Zudem ist das Mathias-Spital aufgrund der intensivmedizinischen Versorgung
erste Anlaufstelle bei der Geburt von „Frühchen“ und schweren Erkrankungen von
Kleinstkindern. Für die Verortung weiterer Angebote im Rahmen der frühen Hilfen
ist das Mathias-Spital damit der
zentrale Kooperationspartner.
Ähnliches
gilt für die Stadt Emsdetten und den Kreis Steinfurt: Aus dem Jugendamtsbereich
Emsdetten finden ca. ein Drittel (87) aller Geburten im Mathias-Spital statt,
aus dem Kreisjugendamtsbereich ca. 25% (435).
Gemeinsam
mit dem Bunten Kreis e.V. ist daher die Idee entwickelt worden, das Projekt
„Guter Start“ am Mathias-Spital zu verorten und analog zum Angebot an den
Christophorus-Kliniken jeweils anteilig die erforderliche Koordinierungsstelle
zu finanzieren. Der Bunte Kreis verfügt aufgrund seiner Tätigkeit an den
Christophorus-Kliniken inzwischen über ein breites Erfahrungs- und
Wissensspektrum darüber, wie Zugänge zu Familien gelingen können und wie
medizinisches Pflegepersonal für eine konstruktive Zusammenarbeit gewonnen
werden kann. Zudem sind bereits durch die sozialmedizinische Nachsorge gute
Kooperationsbeziehungen zwischen dem Mathias-Spital und dem Bunten Kreis gewachsen.
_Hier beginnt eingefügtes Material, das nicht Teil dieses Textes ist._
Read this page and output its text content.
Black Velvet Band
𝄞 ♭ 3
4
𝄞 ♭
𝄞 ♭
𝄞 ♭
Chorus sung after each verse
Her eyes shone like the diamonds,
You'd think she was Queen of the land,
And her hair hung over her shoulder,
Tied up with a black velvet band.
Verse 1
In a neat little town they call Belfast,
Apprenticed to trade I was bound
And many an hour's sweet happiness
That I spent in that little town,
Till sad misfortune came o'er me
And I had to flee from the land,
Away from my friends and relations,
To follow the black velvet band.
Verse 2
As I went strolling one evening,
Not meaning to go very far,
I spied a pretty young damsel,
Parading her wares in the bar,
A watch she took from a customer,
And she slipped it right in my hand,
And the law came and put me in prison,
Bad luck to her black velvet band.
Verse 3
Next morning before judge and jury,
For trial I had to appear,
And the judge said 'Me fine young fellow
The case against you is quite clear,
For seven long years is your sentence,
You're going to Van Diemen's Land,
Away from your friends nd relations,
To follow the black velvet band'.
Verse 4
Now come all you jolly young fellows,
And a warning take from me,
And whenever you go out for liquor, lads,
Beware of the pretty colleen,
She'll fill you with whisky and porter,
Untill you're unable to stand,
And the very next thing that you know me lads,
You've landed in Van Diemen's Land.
Das Mathias-Spital hat bereits Interesse an einer Zusammenarbeit in dem Projekt
signalisiert.
II.
Folgende Rahmenbedingungen sind angedacht:
§ Die
Fachkraft des Trägers arbeitet entsprechend des zuvor beschriebenen Konzepts
und ist Ansprechpartner für alle Schwangeren und Familien mit Kindern bis zu
einem Lebensalter von einem Jahr.
§ Schwerpunkt
der Arbeit sind die Beratung der Familien, Sensibilisierung und Schulung des
Pflegepersonals, die Vermittlung geeigneter Unterstützung sowie die Kenntnis
von und Vernetzung mit den Institutionen in den jeweiligen Sozialräumen
§ Die
Jugendämter Emsdetten und Rheine sowie das Kreisjugendamt Steinfurt finanzieren
gemeinsam eine Koordinierungsstelle im Umfang von 19,5 Wochenstunden. Bei der
Berechnung des erforderlichen Stundenkontingents wurden auf die Erfahrungen in
Coesfeld zurückgegriffen, die mit dieser Ressourcen und ähnlicher Geburtenzahl
den Anfragen gut gerecht werden können. Die genauen Anteile an der Finanzierung
richten sich nach den Geburten im jeweiligen Zuständigkeitsbereich der
Jugendämter.
§ Das
Mathias-Spital ist bereit, einen Büroraum samt Ausstattung zur Verfügung
zustellen. Dieser soll sich direkt in dem Flügel befinden, indem auch die Gynäkologie
und die Pränataldiagnostik untergebracht sind. Ein schneller und unkomplizierter
Kontakt zu den jungen Familien ist somit problemlos möglich. Dadurch wird zudem unterstrichen, dass die
Klinik an einer Kooperation sehr interessiert ist und das Projekt als Gewinn
für sich und die Patient/-innen wahrnimmt.
§ Das
Projekt soll Anfang 2014 starten und zunächst eine Laufzeit von drei Jahren
haben. Dieser Zeitraum ist erforderlich, um das Angebot bekannt zu machen und
aussagekräftige Erfahrungen zu sammeln. Nach zwei Jahren soll eine erste Auswertung
stattfinden, auf deren Grundlagen dann die weitere Perspektivplanung erfolgen
soll.
§ Je nach
sozialräumlichen Gegebenheiten soll die Fachkraft des Trägers an den
Netzwerktreffen im Rahmen der Frühen Hilfen teilnehmen.
Der
Bunte Kreis ist bereits seit geraumer Zeit verlässliches Mitglied im Arbeitskreis
der Frühen Hilfen, der seit diesem Jahr als lokales Netzwerk der Frühen Hilfen
und des Kinderschutzes weitergeführt wird.